The conversation between depression and video games is not a new one. Rory praised these games for tackling tough subjects, saying titles like these “aren’t played, they’re experienced.” There are multiple studies that show games can be used to help people with clinical depression. The rewarding nature of games (you finish a puzzle, you get a trophy) is very healing to those that struggle with mental illness.

Game developers are continuing to redefine what games can talk about, and I’m glad that they are. I hope games like Apartment and That Dragon, Cancer, continue to challenge what “games” can be.

These games, however, are about depression. That’s not what I want.

I want a warrior who struggles to find a reason to get out of bed in the morning.

I want a mage to have days where they go silent for hours at a time, and their companions know to let them come to when they’re ready.

I want a hero who, when asked how they are doing, replies honestly, candidly: “Like shit.” There’s no specific rhyme or reason. They’re fighting this battle every day, and some days are harder than others.

I want fantasy games like Dragon Age to have a companion who is regularly depressed, and not just because someone they loved died, or they had a shit childhood. I want a game where mental illness has nothing to do with their environment.

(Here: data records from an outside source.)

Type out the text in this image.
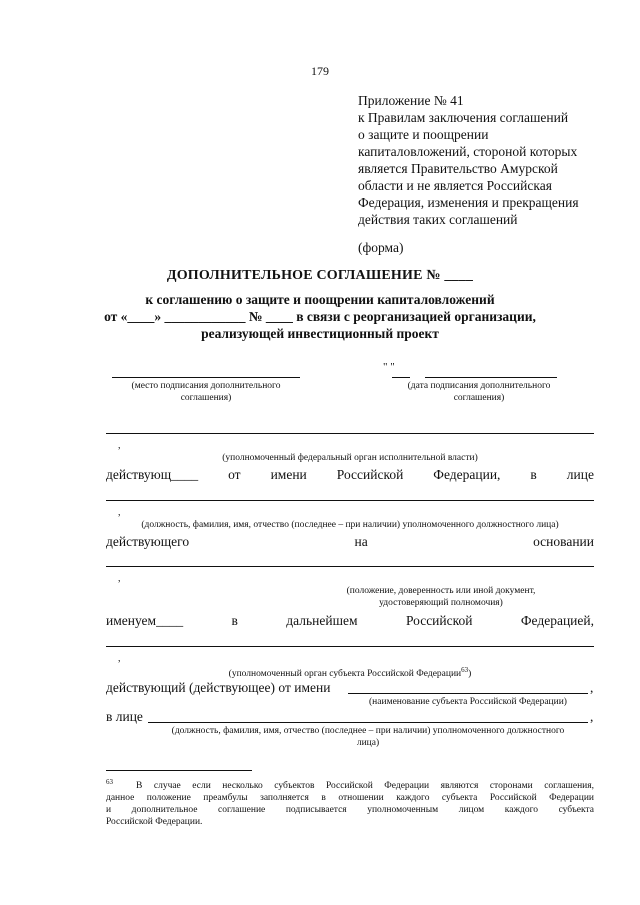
179
Приложение № 41
к Правилам заключения соглашений
о защите и поощрении
капиталовложений, стороной которых
является Правительство Амурской
области и не является Российская
Федерация, изменения и прекращения
действия таких соглашений
(форма)
ДОПОЛНИТЕЛЬНОЕ СОГЛАШЕНИЕ № ____
к соглашению о защите и поощрении капиталовложений
от «____» ____________ № ____ в связи с реорганизацией организации,
реализующей инвестиционный проект
(место подписания дополнительного
соглашения)
" "
(дата подписания дополнительного
соглашения)
,
(уполномоченный федеральный орган исполнительной власти)
действующ____ от имени Российской Федерации, в лице
,
(должность, фамилия, имя, отчество (последнее – при наличии) уполномоченного должностного лица)
действующего	на	основании
,
(положение, доверенность или иной документ,
удостоверяющий полномочия)
именуем____	в	дальнейшем	Российской	Федерацией,
,
(уполномоченный орган субъекта Российской Федерации$^{63}$)
действующий (действующее) от имени	,
(наименование субъекта Российской Федерации)
в лице	,
(должность, фамилия, имя, отчество (последнее – при наличии) уполномоченного должностного
лица)
$^{63}$ В случае если несколько субъектов Российской Федерации являются сторонами соглашения,
данное положение преамбулы заполняется в отношении каждого субъекта Российской Федерации
и дополнительное соглашение подписывается уполномоченным лицом каждого субъекта
Российской Федерации.
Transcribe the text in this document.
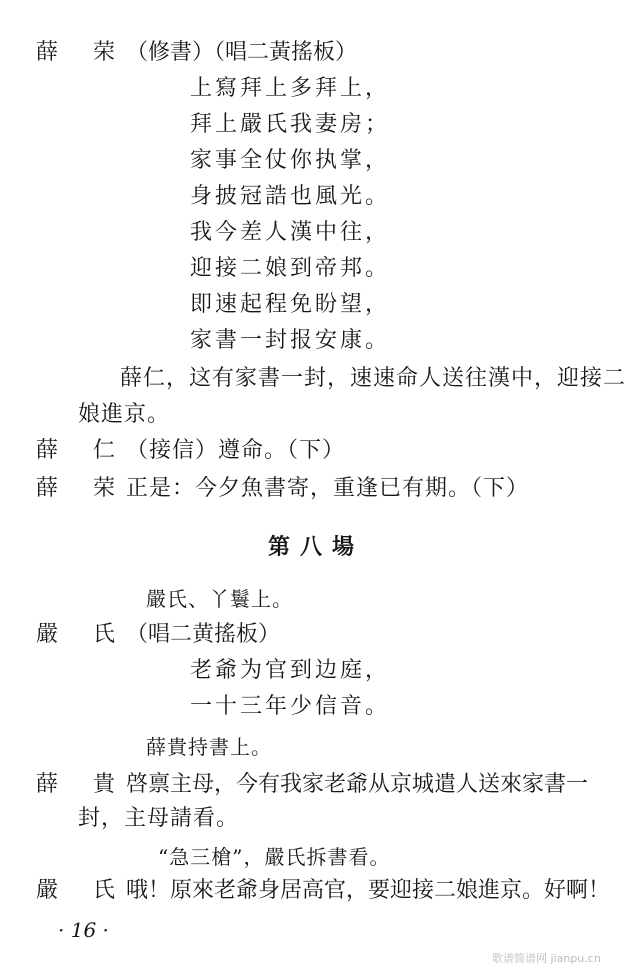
薛 荣
（修書）（唱二黃搖板）
上寫拜上多拜上，
拜上嚴氏我妻房；
家事全仗你执掌，
身披冠誥也風光。
我今差人漢中往，
迎接二娘到帝邦。
即速起程免盼望，
家書一封报安康。
薛仁，这有家書一封，速速命人送往漢中，迎接二
娘進京。
薛 仁
（接信）遵命。（下）
薛 荣
正是：今夕魚書寄，重逢已有期。（下）
第八場
嚴氏、丫鬟上。
嚴 氏
（唱二黄搖板）
老爺为官到边庭，
一十三年少信音。
薛貴持書上。
薛 貴
啓禀主母，今有我家老爺从京城遣人送來家書一
封，主母請看。
“急三槍”，嚴氏拆書看。
嚴 氏
哦！原來老爺身居高官，要迎接二娘進京。好啊！
· 16 ·
歌谱简谱网 jianpu.cn
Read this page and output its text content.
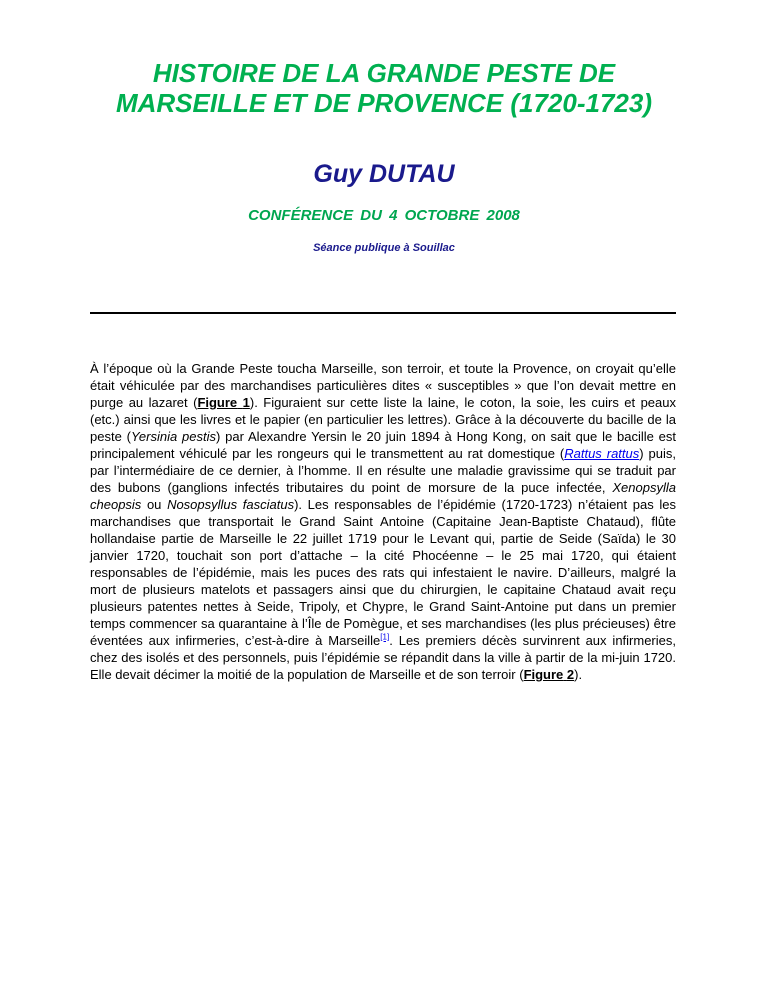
HISTOIRE DE LA GRANDE PESTE DE
MARSEILLE ET DE PROVENCE (1720-1723)
Guy DUTAU

CONFÉRENCE DU 4 OCTOBRE 2008

Séance publique à Souillac

À l’époque où la Grande Peste toucha Marseille, son terroir, et toute la Provence, on croyait qu’elle était véhiculée par des marchandises particulières dites « susceptibles » que l’on devait mettre en purge au lazaret (Figure 1). Figuraient sur cette liste la laine, le coton, la soie, les cuirs et peaux (etc.) ainsi que les livres et le papier (en particulier les lettres). Grâce à la découverte du bacille de la peste (Yersinia pestis) par Alexandre Yersin le 20 juin 1894 à Hong Kong, on sait que le bacille est principalement véhiculé par les rongeurs qui le transmettent au rat domestique (Rattus rattus) puis, par l’intermédiaire de ce dernier, à l’homme. Il en résulte une maladie gravissime qui se traduit par des bubons (ganglions infectés tributaires du point de morsure de la puce infectée, Xenopsylla cheopsis ou Nosopsyllus fasciatus). Les responsables de l’épidémie (1720-1723) n’étaient pas les marchandises que transportait le Grand Saint Antoine (Capitaine Jean-Baptiste Chataud), flûte hollandaise partie de Marseille le 22 juillet 1719 pour le Levant qui, partie de Seide (Saïda) le 30 janvier 1720, touchait son port d’attache – la cité Phocéenne – le 25 mai 1720, qui étaient responsables de l’épidémie, mais les puces des rats qui infestaient le navire. D’ailleurs, malgré la mort de plusieurs matelots et passagers ainsi que du chirurgien, le capitaine Chataud avait reçu plusieurs patentes nettes à Seide, Tripoly, et Chypre, le Grand Saint-Antoine put dans un premier temps commencer sa quarantaine à l’Île de Pomègue, et ses marchandises (les plus précieuses) être éventées aux infirmeries, c’est-à-dire à Marseille[1]. Les premiers décès survinrent aux infirmeries, chez des isolés et des personnels, puis l’épidémie se répandit dans la ville à partir de la mi-juin 1720. Elle devait décimer la moitié de la population de Marseille et de son terroir (Figure 2).
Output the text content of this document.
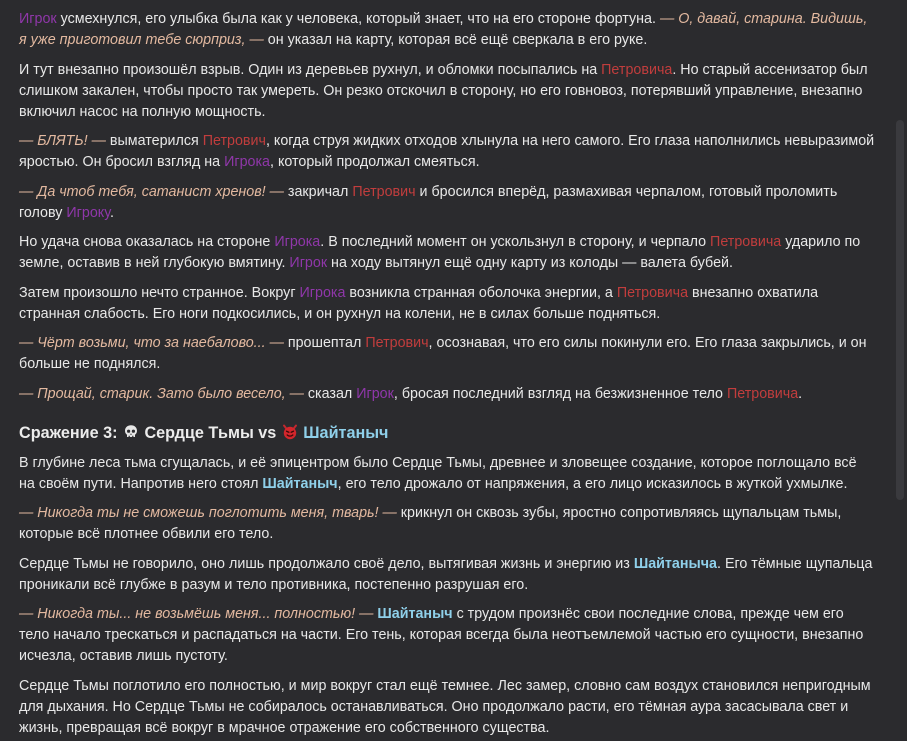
Игрок усмехнулся, его улыбка была как у человека, который знает, что на его стороне фортуна. — О, давай, старина. Видишь, я уже приготовил тебе сюрприз, — он указал на карту, которая всё ещё сверкала в его руке.

И тут внезапно произошёл взрыв. Один из деревьев рухнул, и обломки посыпались на Петровича. Но старый ассенизатор был слишком закален, чтобы просто так умереть. Он резко отскочил в сторону, но его говновоз, потерявший управление, внезапно включил насос на полную мощность.

— БЛЯТЬ! — выматерился Петрович, когда струя жидких отходов хлынула на него самого. Его глаза наполнились невыразимой яростью. Он бросил взгляд на Игрока, который продолжал смеяться.

— Да чтоб тебя, сатанист хренов! — закричал Петрович и бросился вперёд, размахивая черпалом, готовый проломить голову Игроку.

Но удача снова оказалась на стороне Игрока. В последний момент он ускользнул в сторону, и черпало Петровича ударило по земле, оставив в ней глубокую вмятину. Игрок на ходу вытянул ещё одну карту из колоды — валета бубей.

Затем произошло нечто странное. Вокруг Игрока возникла странная оболочка энергии, а Петровича внезапно охватила странная слабость. Его ноги подкосились, и он рухнул на колени, не в силах больше подняться.

— Чёрт возьми, что за наебалово... — прошептал Петрович, осознавая, что его силы покинули его. Его глаза закрылись, и он больше не поднялся.

— Прощай, старик. Зато было весело, — сказал Игрок, бросая последний взгляд на безжизненное тело Петровича.

Сражение 3:  Сердце Тьмы vs  Шайтаныч

В глубине леса тьма сгущалась, и её эпицентром было Сердце Тьмы, древнее и зловещее создание, которое поглощало всё на своём пути. Напротив него стоял Шайтаныч, его тело дрожало от напряжения, а его лицо исказилось в жуткой ухмылке.

— Никогда ты не сможешь поглотить меня, тварь! — крикнул он сквозь зубы, яростно сопротивляясь щупальцам тьмы, которые всё плотнее обвили его тело.

Сердце Тьмы не говорило, оно лишь продолжало своё дело, вытягивая жизнь и энергию из Шайтаныча. Его тёмные щупальца проникали всё глубже в разум и тело противника, постепенно разрушая его.

— Никогда ты... не возьмёшь меня... полностью! — Шайтаныч с трудом произнёс свои последние слова, прежде чем его тело начало трескаться и распадаться на части. Его тень, которая всегда была неотъемлемой частью его сущности, внезапно исчезла, оставив лишь пустоту.

Сердце Тьмы поглотило его полностью, и мир вокруг стал ещё темнее. Лес замер, словно сам воздух становился непригодным для дыхания. Но Сердце Тьмы не собиралось останавливаться. Оно продолжало расти, его тёмная аура засасывала свет и жизнь, превращая всё вокруг в мрачное отражение его собственного существа.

Depression isn’t the trophy you to get to prove your life is significantly worse than everyone else’s.

I want RPGs like Skyrim or Grand Theft Auto to have options in the character creating process that explore what it means to be depressed in a world that exists with or without you, much like the real world does.

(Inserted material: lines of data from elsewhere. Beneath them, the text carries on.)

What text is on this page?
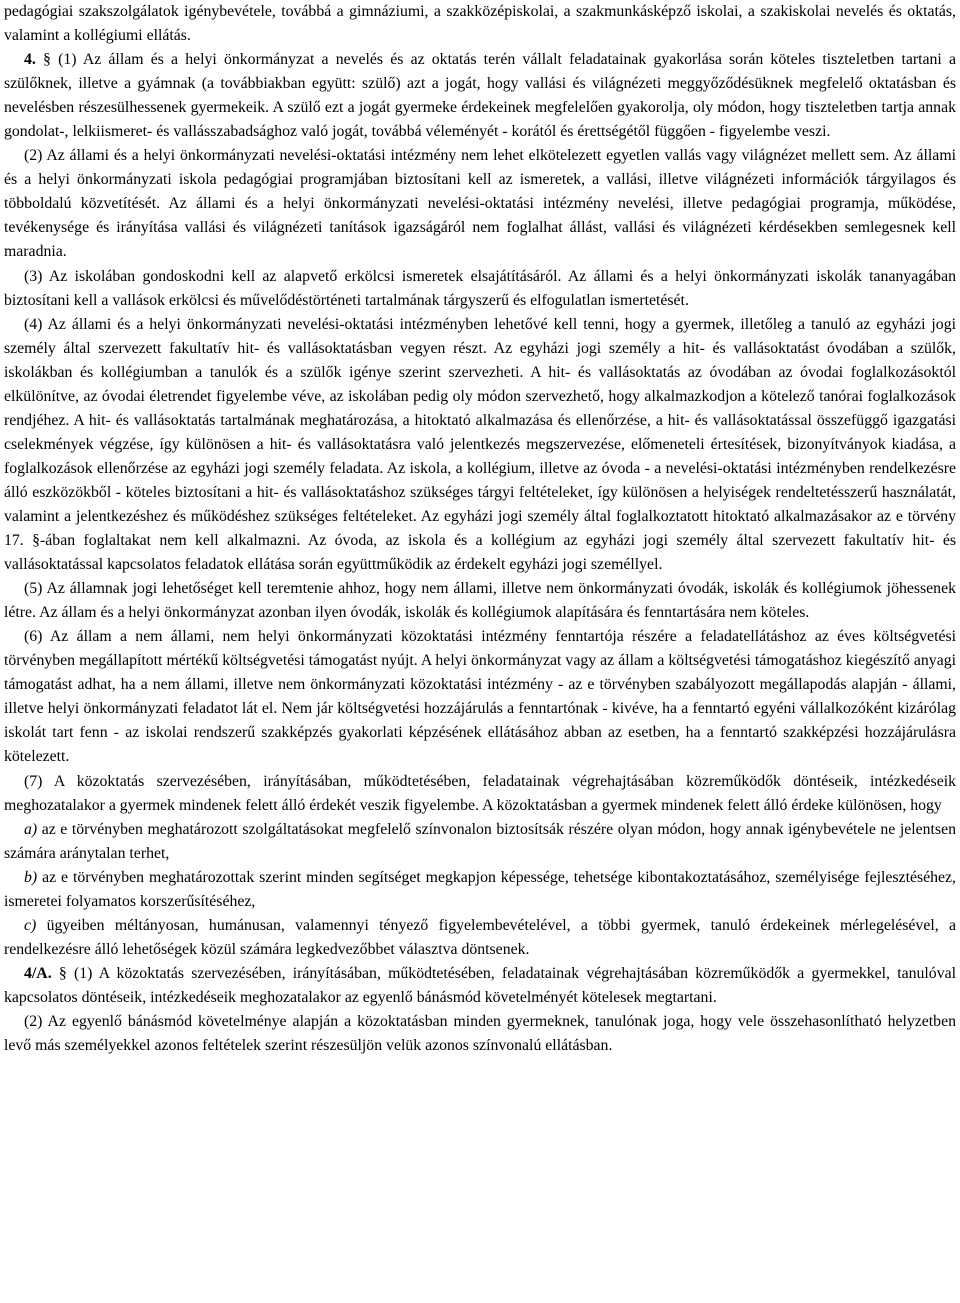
pedagógiai szakszolgálatok igénybevétele, továbbá a gimnáziumi, a szakközépiskolai, a szakmunkásképző iskolai, a szakiskolai nevelés és oktatás, valamint a kollégiumi ellátás.

4. § (1) Az állam és a helyi önkormányzat a nevelés és az oktatás terén vállalt feladatainak gyakorlása során köteles tiszteletben tartani a szülőknek, illetve a gyámnak (a továbbiakban együtt: szülő) azt a jogát, hogy vallási és világnézeti meggyőződésüknek megfelelő oktatásban és nevelésben részesülhessenek gyermekeik. A szülő ezt a jogát gyermeke érdekeinek megfelelően gyakorolja, oly módon, hogy tiszteletben tartja annak gondolat-, lelkiismeret- és vallásszabadsághoz való jogát, továbbá véleményét - korától és érettségétől függően - figyelembe veszi.

(2) Az állami és a helyi önkormányzati nevelési-oktatási intézmény nem lehet elkötelezett egyetlen vallás vagy világnézet mellett sem. Az állami és a helyi önkormányzati iskola pedagógiai programjában biztosítani kell az ismeretek, a vallási, illetve világnézeti információk tárgyilagos és többoldalú közvetítését. Az állami és a helyi önkormányzati nevelési-oktatási intézmény nevelési, illetve pedagógiai programja, működése, tevékenysége és irányítása vallási és világnézeti tanítások igazságáról nem foglalhat állást, vallási és világnézeti kérdésekben semlegesnek kell maradnia.

(3) Az iskolában gondoskodni kell az alapvető erkölcsi ismeretek elsajátításáról. Az állami és a helyi önkormányzati iskolák tananyagában biztosítani kell a vallások erkölcsi és művelődéstörténeti tartalmának tárgyszerű és elfogulatlan ismertetését.

(4) Az állami és a helyi önkormányzati nevelési-oktatási intézményben lehetővé kell tenni, hogy a gyermek, illetőleg a tanuló az egyházi jogi személy által szervezett fakultatív hit- és vallásoktatásban vegyen részt. Az egyházi jogi személy a hit- és vallásoktatást óvodában a szülők, iskolákban és kollégiumban a tanulók és a szülők igénye szerint szervezheti. A hit- és vallásoktatás az óvodában az óvodai foglalkozásoktól elkülönítve, az óvodai életrendet figyelembe véve, az iskolában pedig oly módon szervezhető, hogy alkalmazkodjon a kötelező tanórai foglalkozások rendjéhez. A hit- és vallásoktatás tartalmának meghatározása, a hitoktató alkalmazása és ellenőrzése, a hit- és vallásoktatással összefüggő igazgatási cselekmények végzése, így különösen a hit- és vallásoktatásra való jelentkezés megszervezése, előmeneteli értesítések, bizonyítványok kiadása, a foglalkozások ellenőrzése az egyházi jogi személy feladata. Az iskola, a kollégium, illetve az óvoda - a nevelési-oktatási intézményben rendelkezésre álló eszközökből - köteles biztosítani a hit- és vallásoktatáshoz szükséges tárgyi feltételeket, így különösen a helyiségek rendeltetésszerű használatát, valamint a jelentkezéshez és működéshez szükséges feltételeket. Az egyházi jogi személy által foglalkoztatott hitoktató alkalmazásakor az e törvény 17. §-ában foglaltakat nem kell alkalmazni. Az óvoda, az iskola és a kollégium az egyházi jogi személy által szervezett fakultatív hit- és vallásoktatással kapcsolatos feladatok ellátása során együttműködik az érdekelt egyházi jogi személlyel.

(5) Az államnak jogi lehetőséget kell teremtenie ahhoz, hogy nem állami, illetve nem önkormányzati óvodák, iskolák és kollégiumok jöhessenek létre. Az állam és a helyi önkormányzat azonban ilyen óvodák, iskolák és kollégiumok alapítására és fenntartására nem köteles.

(6) Az állam a nem állami, nem helyi önkormányzati közoktatási intézmény fenntartója részére a feladatellátáshoz az éves költségvetési törvényben megállapított mértékű költségvetési támogatást nyújt. A helyi önkormányzat vagy az állam a költségvetési támogatáshoz kiegészítő anyagi támogatást adhat, ha a nem állami, illetve nem önkormányzati közoktatási intézmény - az e törvényben szabályozott megállapodás alapján - állami, illetve helyi önkormányzati feladatot lát el. Nem jár költségvetési hozzájárulás a fenntartónak - kivéve, ha a fenntartó egyéni vállalkozóként kizárólag iskolát tart fenn - az iskolai rendszerű szakképzés gyakorlati képzésének ellátásához abban az esetben, ha a fenntartó szakképzési hozzájárulásra kötelezett.

(7) A közoktatás szervezésében, irányításában, működtetésében, feladatainak végrehajtásában közreműködők döntéseik, intézkedéseik meghozatalakor a gyermek mindenek felett álló érdekét veszik figyelembe. A közoktatásban a gyermek mindenek felett álló érdeke különösen, hogy

a) az e törvényben meghatározott szolgáltatásokat megfelelő színvonalon biztosítsák részére olyan módon, hogy annak igénybevétele ne jelentsen számára aránytalan terhet,

b) az e törvényben meghatározottak szerint minden segítséget megkapjon képessége, tehetsége kibontakoztatásához, személyisége fejlesztéséhez, ismeretei folyamatos korszerűsítéséhez,

c) ügyeiben méltányosan, humánusan, valamennyi tényező figyelembevételével, a többi gyermek, tanuló érdekeinek mérlegelésével, a rendelkezésre álló lehetőségek közül számára legkedvezőbbet választva döntsenek.

4/A. § (1) A közoktatás szervezésében, irányításában, működtetésében, feladatainak végrehajtásában közreműködők a gyermekkel, tanulóval kapcsolatos döntéseik, intézkedéseik meghozatalakor az egyenlő bánásmód követelményét kötelesek megtartani.

(2) Az egyenlő bánásmód követelménye alapján a közoktatásban minden gyermeknek, tanulónak joga, hogy vele összehasonlítható helyzetben levő más személyekkel azonos feltételek szerint részesüljön velük azonos színvonalú ellátásban.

I’m not saying there have never been depressed characters in games before, or characters who seem depressed. There are characters like Noctis from Final Fantasy XV, who spent part of the game mourning a lost loved one, or Cullen Rutherford who spent the better part of Dragon Age: Inquisition battling severe PTSD. Both of these story arcs go through a range of emotion and touch upon themes of depression, but they don’t quite address what it means to be depressed. And they don’t deal with what it means to be clinically depressed in an otherwise functioning world.

I don’t know of a single game where depression is as normalized as having super powers, or being a mage, or a god-like warrior. I don’t know of a single game where a character explicitly states they suffer from mental illness.

Depression is not exclusive to tragic backstories.

When I first started to recognize I was depressed, I spiraled into this whirlpool of shame and guilt. I had no right to be depressed. Everything was fine. I had a family that loved me, a roof over my head and food in my fridge. Even when times were tough, and believe me, there were times where things were very, very tough, I tried to rationally tell myself that I still had all the things I needed, and that I had no right to be feel this way.

At the start of my spiral, I hadn’t gone through a major life crisis, or lost someone monumentally important to me, or anything that the narratives of current storytelling said gave me the qualification to be depressed.

Three years ago, I moved out of my parents house and to a new city, starting my journey towards my degree. This caused plenty of financial and emotional stress. I couldn’t pay tuition. I had no experience in journalism, and I couldn’t get the internships or jobs I needed to further my career. I couldn’t pay my bills. I could barely afford to get a coffee with friends.

I used to come home from my classes, sit on my bed, and stare at the wall until I fell asleep. There were days I could not function.

Four scholarships, three internships, and lots of coffee later, I’m in a better place. But even now, with graduation around the corner and my whole career ahead of me, I feel the echoes of those waves. Those waves have the power to completely decimate me. And that starts a whole new spiral of guilt and self-hatred: You have everything, I tell myself. You still have no right to feel like this.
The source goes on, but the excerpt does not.